Here, we've remade our classic cornbread by switching the flour component for more organic, non-GMO cornmeal (available at Whole Foods). Give these a try, and check out how giving up gluten doesn't mean giving up flavor.
Gluten-Free Cornbread Waffles
Special Equipment: Waffle Maker
2 cups cornmeal
1 teaspoon baking powder
1/2 teaspoon Kosher salt
1 cup smoked cheddar
1/8 cup minced jalapeño (1 large, optional)
1/4 cup unsalted butter + 1 tablespoon
2 tablespoons honey
2 large eggs (beaten)
1 cup buttermilk
Preheat your waffle maker. In a large bowl, mix together the cornmeal, baking powder, salt, cheddar, and jalapeño. In a medium bowl, melt 1/4 cup of the butter. Add the honey, eggs, and buttermilk to the melted butter and whisk.
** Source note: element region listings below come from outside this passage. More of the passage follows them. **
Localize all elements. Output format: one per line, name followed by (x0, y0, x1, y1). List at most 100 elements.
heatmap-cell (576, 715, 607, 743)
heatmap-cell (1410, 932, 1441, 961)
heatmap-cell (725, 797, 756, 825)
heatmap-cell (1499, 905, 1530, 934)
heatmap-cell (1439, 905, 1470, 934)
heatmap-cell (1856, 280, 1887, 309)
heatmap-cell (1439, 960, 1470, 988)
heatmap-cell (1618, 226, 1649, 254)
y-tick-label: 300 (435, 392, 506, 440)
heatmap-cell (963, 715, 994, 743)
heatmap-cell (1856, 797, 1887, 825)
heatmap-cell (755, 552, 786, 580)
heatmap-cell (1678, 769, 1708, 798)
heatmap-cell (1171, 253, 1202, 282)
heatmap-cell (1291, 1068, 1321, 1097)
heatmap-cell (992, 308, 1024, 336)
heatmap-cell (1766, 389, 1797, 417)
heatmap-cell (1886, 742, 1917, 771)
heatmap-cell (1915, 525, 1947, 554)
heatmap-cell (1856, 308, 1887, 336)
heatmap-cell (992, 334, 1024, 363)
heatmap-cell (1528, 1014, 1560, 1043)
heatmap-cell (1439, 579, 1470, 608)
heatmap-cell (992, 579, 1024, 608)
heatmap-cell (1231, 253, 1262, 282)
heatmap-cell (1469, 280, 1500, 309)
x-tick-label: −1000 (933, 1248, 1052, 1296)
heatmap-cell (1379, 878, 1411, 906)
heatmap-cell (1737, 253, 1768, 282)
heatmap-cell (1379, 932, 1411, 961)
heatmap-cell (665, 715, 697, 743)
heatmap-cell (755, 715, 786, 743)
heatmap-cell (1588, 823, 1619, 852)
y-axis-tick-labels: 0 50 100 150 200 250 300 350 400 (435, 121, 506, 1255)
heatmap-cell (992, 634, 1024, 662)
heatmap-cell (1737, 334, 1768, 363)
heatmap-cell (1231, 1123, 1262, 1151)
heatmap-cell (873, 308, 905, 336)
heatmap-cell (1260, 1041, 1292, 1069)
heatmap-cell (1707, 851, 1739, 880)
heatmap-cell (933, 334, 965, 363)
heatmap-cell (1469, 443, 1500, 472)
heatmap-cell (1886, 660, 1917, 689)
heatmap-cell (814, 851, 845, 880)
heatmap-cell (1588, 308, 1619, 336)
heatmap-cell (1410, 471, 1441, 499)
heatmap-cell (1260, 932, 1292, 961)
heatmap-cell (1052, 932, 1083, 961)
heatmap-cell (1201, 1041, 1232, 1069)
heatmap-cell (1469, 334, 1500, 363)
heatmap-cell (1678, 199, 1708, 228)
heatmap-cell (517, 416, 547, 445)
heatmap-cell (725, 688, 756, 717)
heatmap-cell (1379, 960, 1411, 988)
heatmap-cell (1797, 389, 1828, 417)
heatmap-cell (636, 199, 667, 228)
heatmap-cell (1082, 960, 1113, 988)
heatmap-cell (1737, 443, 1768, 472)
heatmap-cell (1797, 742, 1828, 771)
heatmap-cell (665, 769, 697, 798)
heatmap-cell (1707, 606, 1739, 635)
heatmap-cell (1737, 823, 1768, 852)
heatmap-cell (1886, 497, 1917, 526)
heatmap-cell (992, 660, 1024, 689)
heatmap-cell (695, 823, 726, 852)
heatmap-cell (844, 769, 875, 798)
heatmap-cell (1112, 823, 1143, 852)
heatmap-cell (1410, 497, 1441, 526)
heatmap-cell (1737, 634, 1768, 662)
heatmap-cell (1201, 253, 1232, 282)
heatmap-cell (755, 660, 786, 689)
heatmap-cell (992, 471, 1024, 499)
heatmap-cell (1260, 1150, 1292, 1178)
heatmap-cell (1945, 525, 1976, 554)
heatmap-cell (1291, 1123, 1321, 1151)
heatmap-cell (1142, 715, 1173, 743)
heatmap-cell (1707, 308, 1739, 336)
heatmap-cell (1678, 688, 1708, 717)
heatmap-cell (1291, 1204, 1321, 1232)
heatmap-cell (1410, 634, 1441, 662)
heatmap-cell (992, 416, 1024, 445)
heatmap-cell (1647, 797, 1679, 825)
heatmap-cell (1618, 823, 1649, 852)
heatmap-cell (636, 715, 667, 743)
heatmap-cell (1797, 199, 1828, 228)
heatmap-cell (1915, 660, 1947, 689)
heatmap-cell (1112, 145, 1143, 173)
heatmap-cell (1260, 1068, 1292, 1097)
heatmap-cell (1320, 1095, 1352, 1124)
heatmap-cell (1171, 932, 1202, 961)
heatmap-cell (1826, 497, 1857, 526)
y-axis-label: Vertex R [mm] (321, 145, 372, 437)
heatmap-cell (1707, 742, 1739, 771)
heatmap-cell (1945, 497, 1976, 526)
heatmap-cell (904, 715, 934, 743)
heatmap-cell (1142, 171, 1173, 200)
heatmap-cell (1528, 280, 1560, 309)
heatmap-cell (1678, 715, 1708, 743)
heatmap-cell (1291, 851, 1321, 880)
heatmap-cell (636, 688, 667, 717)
Next, add the wet ingredients to the dry. Stir until just incorporated. Using a silicone brush, grease the waffle iron with the remaining butter. Ladle about 1/2 cup of the batter into each of the waffle molds. Cook for 2 to 3 minutes or until golden. Serve hot with greens and black-eyed peas. Makes 4-5 waffles. (Serves 4-6.)